When the count is above range, it points to type 2 immune activation. Allergic conditions (asthma, hay fever, eczema), drug reactions, and helminth infections are frequent causes; some autoimmune diseases, adrenal insufficiency, and certain blood cancers also drive elevations. Symptoms can include wheeze, cough, nasal congestion, itchy rashes, or gastrointestinal pain. If very high and persistent, eosinophils can infiltrate organs—heart, lungs, nerves, gut—leading to inflammation and, rarely, lasting damage.
Big picture: this marker links barrier tissues, hormones (especially cortisol), and Th2/IL‑5–driven immunity. Interpreted alongside symptoms, IgE, other white cell counts, and organ findings, it helps clarify whether the immune system is quiescent, stressed, allergic, or pathologically overactive, with implications for respiratory, skin, and cardiovascular health over time.
What Insights Will I Get?
Eosinophils, Absolute measures the number of eosinophils circulating in your blood. Eosinophils are granule‑containing white cells that mediate type 2 immune responses, especially against parasites and in allergic inflammation. The count reflects the “tone” of mucosal immunity in the airways and gut, and when very elevated can signal risk of tissue injury affecting the heart, lungs, skin, gut, and nerves.
Low values usually reflect a stress‑hormone effect that suppresses eosinophils, most often from cortisol during acute illness, surgery, or psychological stress, or from glucocorticoid medicines; chronic overproduction of cortisol (Cushing syndrome) does the same. This pattern typically indicates an active stress response rather than impaired host defense. During late pregnancy, values may be lower due to hemodilution and hormonal shifts.
Being in range suggests balanced type 2 immunity and intact mucosal barrier function without ongoing allergic or parasitic activation. It implies stable airway and gastrointestinal homeostasis with limited eosinophil trafficking into tissues. For most adults, optimal tends to sit toward the low–mid portion of the reference interval.

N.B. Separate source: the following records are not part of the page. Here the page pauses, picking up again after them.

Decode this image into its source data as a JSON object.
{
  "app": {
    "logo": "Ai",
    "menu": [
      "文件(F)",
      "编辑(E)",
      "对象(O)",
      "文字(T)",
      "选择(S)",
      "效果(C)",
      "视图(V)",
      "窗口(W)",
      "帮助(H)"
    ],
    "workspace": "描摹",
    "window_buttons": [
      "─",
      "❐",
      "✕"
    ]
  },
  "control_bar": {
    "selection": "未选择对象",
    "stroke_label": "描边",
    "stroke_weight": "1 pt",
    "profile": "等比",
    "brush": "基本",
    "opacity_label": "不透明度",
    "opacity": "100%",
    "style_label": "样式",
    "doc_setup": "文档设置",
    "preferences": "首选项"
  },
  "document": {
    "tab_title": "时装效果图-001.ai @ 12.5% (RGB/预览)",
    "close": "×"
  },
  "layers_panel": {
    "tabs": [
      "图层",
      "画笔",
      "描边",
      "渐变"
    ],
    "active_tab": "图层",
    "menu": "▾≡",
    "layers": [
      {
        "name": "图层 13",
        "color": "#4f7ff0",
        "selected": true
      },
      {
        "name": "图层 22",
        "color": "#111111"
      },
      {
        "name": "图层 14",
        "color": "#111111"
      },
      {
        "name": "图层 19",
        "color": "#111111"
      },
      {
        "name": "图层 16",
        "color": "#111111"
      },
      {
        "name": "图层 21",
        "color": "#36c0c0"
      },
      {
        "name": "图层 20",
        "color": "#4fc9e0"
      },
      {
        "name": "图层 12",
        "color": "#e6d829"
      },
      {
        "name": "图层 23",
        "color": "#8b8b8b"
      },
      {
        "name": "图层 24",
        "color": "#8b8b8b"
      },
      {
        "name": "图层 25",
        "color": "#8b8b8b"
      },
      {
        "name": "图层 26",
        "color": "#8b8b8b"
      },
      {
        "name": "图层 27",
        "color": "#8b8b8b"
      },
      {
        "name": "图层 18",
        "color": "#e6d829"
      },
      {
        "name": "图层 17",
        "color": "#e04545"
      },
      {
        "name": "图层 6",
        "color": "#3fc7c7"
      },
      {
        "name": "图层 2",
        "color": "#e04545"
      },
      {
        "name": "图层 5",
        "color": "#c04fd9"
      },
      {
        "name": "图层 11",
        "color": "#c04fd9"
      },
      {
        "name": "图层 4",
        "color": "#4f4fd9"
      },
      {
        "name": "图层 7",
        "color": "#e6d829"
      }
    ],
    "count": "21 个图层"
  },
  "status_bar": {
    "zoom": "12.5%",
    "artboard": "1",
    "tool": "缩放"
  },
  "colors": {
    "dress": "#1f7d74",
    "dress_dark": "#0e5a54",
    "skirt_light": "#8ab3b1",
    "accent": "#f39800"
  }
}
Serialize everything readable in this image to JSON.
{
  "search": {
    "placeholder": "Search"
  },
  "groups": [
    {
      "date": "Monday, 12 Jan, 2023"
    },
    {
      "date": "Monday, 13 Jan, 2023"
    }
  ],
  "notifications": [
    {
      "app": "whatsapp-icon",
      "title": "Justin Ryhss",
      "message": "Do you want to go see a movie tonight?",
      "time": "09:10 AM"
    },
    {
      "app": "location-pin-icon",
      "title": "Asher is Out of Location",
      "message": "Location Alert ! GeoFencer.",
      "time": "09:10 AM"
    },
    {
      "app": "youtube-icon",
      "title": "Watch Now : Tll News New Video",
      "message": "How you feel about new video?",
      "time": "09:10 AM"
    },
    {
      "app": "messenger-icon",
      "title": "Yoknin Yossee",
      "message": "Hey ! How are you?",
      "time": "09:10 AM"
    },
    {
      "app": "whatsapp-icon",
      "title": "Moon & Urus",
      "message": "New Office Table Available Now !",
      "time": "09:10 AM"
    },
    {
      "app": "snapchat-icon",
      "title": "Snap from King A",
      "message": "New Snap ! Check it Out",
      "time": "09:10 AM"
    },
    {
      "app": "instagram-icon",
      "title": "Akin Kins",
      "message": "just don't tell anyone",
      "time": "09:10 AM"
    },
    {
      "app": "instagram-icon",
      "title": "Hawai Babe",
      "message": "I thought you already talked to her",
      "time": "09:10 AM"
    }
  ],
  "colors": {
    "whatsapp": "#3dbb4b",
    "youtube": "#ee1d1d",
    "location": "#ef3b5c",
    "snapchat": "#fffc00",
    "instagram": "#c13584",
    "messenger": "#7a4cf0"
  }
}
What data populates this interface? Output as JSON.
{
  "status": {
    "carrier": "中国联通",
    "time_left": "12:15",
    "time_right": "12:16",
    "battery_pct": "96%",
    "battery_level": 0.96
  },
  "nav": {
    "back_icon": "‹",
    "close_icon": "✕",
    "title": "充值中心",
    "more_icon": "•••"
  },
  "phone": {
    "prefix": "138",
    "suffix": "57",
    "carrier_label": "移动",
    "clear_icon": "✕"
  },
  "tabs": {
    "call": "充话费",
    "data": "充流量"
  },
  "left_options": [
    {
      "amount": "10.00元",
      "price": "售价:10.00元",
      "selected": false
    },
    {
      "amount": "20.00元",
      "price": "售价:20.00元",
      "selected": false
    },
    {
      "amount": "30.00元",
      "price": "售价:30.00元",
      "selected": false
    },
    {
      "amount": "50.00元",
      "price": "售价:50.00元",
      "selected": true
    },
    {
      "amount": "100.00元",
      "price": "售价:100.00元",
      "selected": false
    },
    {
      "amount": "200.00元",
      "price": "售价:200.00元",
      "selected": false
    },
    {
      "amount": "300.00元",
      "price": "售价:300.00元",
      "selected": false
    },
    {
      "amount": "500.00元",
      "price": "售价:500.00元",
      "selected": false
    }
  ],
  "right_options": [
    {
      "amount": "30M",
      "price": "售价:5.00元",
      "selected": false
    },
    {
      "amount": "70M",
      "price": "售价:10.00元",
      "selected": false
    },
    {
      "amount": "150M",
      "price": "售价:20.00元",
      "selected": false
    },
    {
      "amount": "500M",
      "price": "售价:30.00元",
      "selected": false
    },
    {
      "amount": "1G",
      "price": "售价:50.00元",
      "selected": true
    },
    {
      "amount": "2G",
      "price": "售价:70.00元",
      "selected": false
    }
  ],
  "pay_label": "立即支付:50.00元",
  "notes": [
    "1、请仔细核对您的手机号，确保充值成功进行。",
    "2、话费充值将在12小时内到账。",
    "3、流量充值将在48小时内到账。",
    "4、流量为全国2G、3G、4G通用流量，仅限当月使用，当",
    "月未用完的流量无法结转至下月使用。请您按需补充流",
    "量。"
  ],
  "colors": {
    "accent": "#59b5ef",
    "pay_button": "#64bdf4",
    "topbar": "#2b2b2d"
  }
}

High values usually reflect activation of type 2 pathways from allergy, asthma, eczema, or nasal polyps, or from helminth infections. They can also indicate drug hypersensitivity, eosinophilic gastrointestinal or lung disorders, autoimmune vasculitis, or low adrenal hormone output (adrenal insufficiency). Certain cancers and clonal blood diseases cause persistent or marked elevations; sustained, very high counts (hypereosinophilia) can damage organs.
Notes: Counts vary with the circadian cycle (lowest in the morning), recent infection, stress, vigorous exercise, and corticosteroid or anti–IL‑5/IL‑4 biologic therapy. Children often have slightly higher reference ranges. Travel and geographic exposures matter. Laboratories use different methods and ranges, so context is essential.